Рассказывали, что она, не стерпев унижения и голода, решила утопиться в Неве, но будто бы четыре собаки ее, почуяв недобрый замысел хозяйки, побежали за нею и своим воем, волнением заставили ее отказаться от самоубийства.
Я рассказал Ленину эту легенду. Поглядывая на меня искоса, снизу вверх, он все прищуривал глаза и, наконец, совсем закрыв их, сказал угрюмо:
Если это и выдумано, то выдумано неплохо. Шуточка революции.
Помолчал. Встал и, перебирая бумаги на столе, сказал задумчиво:
– Да, этим людям туго пришлось, история мамаша суровая и в деле возмездия ничем не стесняется. Что ж говорить?
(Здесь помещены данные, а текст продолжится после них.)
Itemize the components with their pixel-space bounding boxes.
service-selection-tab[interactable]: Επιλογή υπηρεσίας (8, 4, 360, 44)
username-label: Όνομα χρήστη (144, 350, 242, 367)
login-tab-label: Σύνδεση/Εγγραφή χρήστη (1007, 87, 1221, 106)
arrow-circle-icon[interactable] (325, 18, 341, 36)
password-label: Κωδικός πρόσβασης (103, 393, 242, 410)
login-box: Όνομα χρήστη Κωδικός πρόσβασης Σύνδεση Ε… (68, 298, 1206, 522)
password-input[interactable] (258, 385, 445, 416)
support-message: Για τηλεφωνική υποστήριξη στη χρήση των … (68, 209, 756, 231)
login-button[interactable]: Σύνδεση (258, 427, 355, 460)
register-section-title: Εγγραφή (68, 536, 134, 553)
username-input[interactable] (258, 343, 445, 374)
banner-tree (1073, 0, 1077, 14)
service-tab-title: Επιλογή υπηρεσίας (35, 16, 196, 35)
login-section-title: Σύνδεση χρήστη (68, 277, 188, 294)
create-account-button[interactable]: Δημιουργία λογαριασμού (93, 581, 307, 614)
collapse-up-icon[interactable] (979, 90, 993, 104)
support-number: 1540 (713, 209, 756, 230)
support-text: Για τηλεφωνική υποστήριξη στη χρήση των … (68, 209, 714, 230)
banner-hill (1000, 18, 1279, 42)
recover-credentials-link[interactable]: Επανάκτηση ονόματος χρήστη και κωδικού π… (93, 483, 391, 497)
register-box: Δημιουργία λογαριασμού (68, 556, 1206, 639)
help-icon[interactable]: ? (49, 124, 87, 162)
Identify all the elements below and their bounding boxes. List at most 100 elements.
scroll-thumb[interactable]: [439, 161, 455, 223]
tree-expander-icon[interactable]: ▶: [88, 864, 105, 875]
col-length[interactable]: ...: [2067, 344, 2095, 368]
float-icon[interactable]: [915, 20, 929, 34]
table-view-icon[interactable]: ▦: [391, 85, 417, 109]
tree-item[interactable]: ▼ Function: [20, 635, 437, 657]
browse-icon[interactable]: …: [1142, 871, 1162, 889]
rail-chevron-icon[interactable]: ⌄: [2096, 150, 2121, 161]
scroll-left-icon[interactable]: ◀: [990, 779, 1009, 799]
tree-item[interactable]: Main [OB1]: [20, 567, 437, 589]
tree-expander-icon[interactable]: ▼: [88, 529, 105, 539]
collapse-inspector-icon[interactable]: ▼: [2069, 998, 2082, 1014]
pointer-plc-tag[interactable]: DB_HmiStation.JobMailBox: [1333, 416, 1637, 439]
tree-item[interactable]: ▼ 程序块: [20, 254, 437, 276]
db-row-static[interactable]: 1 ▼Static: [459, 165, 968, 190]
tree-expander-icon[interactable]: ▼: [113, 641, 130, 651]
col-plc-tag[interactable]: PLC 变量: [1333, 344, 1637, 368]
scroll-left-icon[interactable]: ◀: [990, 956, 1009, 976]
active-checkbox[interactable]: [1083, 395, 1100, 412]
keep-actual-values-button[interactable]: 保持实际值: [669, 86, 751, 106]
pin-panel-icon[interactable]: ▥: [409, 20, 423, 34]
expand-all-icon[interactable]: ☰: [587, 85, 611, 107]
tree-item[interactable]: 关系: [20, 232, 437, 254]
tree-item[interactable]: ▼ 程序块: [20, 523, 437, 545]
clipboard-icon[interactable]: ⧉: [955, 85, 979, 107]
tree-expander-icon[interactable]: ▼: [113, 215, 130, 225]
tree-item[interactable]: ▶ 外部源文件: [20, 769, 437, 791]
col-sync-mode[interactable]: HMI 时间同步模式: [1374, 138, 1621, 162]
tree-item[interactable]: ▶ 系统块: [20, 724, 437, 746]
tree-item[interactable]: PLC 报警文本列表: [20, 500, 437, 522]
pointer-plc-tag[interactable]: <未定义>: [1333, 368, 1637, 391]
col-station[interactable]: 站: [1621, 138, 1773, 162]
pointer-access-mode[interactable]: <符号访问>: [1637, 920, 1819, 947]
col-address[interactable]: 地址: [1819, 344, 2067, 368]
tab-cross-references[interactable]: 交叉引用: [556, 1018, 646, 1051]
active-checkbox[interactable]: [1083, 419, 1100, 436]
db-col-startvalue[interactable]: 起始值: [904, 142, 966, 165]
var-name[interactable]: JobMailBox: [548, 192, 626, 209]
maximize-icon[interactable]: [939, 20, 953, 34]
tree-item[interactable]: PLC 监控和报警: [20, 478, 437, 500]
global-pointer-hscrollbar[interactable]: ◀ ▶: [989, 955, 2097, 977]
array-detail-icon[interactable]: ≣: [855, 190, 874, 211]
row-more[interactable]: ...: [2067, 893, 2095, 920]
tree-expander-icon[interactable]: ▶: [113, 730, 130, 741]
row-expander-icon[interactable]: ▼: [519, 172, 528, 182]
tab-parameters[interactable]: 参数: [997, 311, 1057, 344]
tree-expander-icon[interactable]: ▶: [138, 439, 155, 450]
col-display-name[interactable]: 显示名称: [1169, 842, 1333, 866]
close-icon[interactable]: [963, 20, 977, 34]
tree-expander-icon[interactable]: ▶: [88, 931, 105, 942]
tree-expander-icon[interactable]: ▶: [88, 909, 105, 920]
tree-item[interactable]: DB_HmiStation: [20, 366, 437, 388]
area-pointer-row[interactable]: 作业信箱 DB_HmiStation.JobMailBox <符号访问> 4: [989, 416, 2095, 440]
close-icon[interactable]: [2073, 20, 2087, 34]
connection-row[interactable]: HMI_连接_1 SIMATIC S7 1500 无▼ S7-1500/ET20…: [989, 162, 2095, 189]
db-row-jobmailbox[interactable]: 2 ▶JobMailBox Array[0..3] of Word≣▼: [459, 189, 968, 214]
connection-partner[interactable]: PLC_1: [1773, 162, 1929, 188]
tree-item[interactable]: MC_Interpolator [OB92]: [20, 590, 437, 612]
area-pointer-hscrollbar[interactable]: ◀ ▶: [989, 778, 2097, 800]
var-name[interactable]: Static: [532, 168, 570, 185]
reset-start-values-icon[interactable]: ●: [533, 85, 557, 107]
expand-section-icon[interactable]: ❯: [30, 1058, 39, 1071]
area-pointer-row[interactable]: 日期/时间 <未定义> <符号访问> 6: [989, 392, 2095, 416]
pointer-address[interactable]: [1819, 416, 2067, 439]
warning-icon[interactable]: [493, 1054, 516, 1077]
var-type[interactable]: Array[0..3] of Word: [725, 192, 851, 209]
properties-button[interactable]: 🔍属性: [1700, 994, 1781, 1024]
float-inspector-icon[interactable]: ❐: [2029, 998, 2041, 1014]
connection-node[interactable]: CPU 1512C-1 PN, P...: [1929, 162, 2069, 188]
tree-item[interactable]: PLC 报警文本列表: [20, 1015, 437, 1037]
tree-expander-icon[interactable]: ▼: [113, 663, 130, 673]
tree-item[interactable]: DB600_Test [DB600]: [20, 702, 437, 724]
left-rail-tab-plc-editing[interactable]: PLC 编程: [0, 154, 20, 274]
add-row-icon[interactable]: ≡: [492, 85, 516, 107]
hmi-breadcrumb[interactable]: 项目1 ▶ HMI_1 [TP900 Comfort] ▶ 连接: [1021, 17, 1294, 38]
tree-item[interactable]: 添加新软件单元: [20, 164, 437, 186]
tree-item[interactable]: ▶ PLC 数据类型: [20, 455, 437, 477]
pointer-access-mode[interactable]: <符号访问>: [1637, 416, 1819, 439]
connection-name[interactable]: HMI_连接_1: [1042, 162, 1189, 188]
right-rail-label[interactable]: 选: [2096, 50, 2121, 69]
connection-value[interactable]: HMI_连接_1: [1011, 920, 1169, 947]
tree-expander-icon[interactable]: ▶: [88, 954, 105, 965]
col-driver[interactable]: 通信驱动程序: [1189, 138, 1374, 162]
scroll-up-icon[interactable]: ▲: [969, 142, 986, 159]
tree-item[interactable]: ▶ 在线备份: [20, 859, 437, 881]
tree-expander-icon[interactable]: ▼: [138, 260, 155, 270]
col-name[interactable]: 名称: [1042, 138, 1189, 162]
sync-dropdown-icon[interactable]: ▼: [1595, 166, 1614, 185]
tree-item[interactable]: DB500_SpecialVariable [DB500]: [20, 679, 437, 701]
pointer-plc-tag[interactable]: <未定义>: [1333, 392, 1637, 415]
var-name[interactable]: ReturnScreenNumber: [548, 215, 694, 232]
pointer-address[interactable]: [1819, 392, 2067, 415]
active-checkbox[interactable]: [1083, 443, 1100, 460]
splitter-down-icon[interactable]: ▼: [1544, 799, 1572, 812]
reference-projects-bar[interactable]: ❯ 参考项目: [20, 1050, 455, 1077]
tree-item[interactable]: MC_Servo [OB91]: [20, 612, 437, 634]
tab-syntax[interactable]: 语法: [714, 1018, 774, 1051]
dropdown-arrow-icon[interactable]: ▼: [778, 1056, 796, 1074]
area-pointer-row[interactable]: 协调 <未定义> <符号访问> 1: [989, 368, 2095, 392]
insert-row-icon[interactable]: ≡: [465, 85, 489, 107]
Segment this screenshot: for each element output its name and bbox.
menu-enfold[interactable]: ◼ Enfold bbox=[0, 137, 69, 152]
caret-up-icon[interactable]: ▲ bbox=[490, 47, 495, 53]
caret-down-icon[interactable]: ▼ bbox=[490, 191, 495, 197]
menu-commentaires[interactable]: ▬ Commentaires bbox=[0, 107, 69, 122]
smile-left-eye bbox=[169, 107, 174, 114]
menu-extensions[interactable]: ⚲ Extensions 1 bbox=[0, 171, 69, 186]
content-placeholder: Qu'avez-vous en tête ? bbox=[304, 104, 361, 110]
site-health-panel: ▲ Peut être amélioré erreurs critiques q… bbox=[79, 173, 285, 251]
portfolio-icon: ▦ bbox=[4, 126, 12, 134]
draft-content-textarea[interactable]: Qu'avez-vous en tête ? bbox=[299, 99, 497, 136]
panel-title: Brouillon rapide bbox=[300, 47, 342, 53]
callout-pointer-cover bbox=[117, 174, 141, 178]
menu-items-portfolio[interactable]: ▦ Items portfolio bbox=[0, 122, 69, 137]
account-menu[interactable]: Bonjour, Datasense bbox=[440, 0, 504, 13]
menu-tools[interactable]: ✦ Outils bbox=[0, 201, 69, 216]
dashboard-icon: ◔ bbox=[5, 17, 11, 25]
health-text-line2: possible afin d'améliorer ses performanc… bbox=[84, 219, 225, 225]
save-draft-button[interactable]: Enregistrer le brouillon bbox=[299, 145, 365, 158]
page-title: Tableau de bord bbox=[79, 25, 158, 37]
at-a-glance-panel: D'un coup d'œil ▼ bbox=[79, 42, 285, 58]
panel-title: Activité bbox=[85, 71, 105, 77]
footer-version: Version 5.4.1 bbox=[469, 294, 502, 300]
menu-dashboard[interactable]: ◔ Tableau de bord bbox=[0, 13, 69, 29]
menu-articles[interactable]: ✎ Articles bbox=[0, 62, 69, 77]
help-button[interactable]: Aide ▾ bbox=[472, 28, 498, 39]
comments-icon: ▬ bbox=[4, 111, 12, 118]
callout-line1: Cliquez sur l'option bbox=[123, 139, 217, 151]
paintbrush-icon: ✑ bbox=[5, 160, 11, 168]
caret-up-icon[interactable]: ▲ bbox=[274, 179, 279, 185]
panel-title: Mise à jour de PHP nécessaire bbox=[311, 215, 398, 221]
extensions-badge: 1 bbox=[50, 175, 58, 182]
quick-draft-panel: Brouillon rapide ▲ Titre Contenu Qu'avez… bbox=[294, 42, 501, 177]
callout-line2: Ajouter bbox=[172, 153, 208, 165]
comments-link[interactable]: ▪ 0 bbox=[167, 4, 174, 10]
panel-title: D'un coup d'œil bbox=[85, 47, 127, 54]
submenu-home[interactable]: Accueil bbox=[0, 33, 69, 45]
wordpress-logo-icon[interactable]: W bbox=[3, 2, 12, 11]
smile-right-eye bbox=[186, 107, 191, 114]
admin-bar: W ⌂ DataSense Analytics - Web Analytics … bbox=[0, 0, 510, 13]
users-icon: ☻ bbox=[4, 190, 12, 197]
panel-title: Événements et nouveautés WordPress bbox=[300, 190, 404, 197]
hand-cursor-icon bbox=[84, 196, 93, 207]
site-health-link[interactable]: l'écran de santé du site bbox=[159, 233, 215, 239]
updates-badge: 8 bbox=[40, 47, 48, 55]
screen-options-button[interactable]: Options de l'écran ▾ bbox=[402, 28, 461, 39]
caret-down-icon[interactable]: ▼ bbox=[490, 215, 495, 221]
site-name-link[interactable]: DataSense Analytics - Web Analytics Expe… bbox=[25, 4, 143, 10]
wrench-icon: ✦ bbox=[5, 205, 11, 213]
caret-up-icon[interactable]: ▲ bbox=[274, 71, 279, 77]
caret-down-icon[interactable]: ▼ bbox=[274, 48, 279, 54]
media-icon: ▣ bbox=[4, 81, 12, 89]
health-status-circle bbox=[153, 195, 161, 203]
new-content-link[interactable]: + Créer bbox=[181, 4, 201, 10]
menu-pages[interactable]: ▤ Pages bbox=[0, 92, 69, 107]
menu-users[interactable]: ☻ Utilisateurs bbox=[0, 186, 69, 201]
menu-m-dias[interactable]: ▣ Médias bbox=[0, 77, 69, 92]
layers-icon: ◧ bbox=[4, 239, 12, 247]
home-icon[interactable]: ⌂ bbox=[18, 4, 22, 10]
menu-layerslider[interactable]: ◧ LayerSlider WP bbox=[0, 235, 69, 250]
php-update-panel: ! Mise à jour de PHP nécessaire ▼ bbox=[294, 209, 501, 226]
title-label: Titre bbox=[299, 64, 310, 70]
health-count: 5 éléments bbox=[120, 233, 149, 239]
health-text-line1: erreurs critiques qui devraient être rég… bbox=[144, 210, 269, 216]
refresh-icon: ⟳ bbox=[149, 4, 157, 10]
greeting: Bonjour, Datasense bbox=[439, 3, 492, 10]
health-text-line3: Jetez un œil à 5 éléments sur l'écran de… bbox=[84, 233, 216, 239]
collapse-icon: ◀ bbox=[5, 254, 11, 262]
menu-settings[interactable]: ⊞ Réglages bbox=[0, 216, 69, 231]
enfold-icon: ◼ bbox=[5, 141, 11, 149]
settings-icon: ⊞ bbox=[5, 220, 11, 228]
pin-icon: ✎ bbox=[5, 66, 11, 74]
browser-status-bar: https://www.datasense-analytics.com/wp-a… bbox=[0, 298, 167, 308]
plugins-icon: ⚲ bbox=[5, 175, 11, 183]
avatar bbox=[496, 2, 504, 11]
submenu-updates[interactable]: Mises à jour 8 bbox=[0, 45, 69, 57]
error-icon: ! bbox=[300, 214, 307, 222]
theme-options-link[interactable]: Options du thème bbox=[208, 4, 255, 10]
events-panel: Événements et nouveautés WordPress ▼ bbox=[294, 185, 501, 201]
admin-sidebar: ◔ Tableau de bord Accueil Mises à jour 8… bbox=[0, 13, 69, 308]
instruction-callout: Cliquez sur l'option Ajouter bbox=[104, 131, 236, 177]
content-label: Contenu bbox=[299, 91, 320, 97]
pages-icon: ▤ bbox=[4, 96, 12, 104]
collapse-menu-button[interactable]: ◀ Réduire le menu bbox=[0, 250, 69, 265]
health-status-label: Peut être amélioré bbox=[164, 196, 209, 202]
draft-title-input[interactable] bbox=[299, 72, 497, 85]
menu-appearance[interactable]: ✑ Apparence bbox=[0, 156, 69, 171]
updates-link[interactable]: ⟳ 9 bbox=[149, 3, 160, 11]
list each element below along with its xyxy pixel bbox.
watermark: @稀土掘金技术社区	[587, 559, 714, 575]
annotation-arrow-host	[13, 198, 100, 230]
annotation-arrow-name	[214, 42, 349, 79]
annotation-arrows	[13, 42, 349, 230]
Этим людям плохо»[136].
Революция – «кровавый кошмар»; в революциях «массы ожесточаются» – эти сентенции сегодня, как и вчера, как и сто лет назад, старательно жуют все «морализирующие» буржуазные идеологи, историки и писатели.
В революциях «массы ожесточаются»?? Неправда! Революция в этом смысле – лишь переход «количества в качество». Надо было веками угнетать, грабить, насиловать, топтать людей и их человеческое достоинство, чтобы пожать в конце концов такие взрывы народной ненависти… Эксплуататоры заслужили великий гнев народа.
А в России – России начала XX века? Где ж вы были, «господа хорошие», проклинавшие «разинщину», «пугачевщину», 1905-й и 1917-й, когда люди пухли и мерли от голода? Когда пороли целыми селами и спаивали водкой? Когда на целые деревни грамоту знали лишь поп да писарь? Когда на чуждые им «японскую» или «германскую» войны гнали миллионы мужиков и там забивали, как скот на бойне?
Где ж вы были? Скорбели о «младшем брате»? Философствовали о «русской душе»? Занимались копеечной благотворительностью? Так кто ж виноват в том, что в каждом сытом и прилично одетом мужик всегда видел чужого – «барина»? Не понять этого тем, кто не побывал в мужицкой шкуре… А впрочем…
«…Каждая ранняя и новая жестокость господина была записана его рабами в книгу мщения, и только кровь его могла смыть эти постыдные летописи. Люди, когда страдают, обыкновенно покорны, но если раз им удалось сбросить ношу свою, то ягненок превращается в тигра, притесненный… платит сторицею, и тогда горе побежденным…».
Этот беспощадный приговор всему миру насилия и угнетения был написан чуть ли не за столетие до 1917 года молодым поэтом Михаилом Лермонтовым[137].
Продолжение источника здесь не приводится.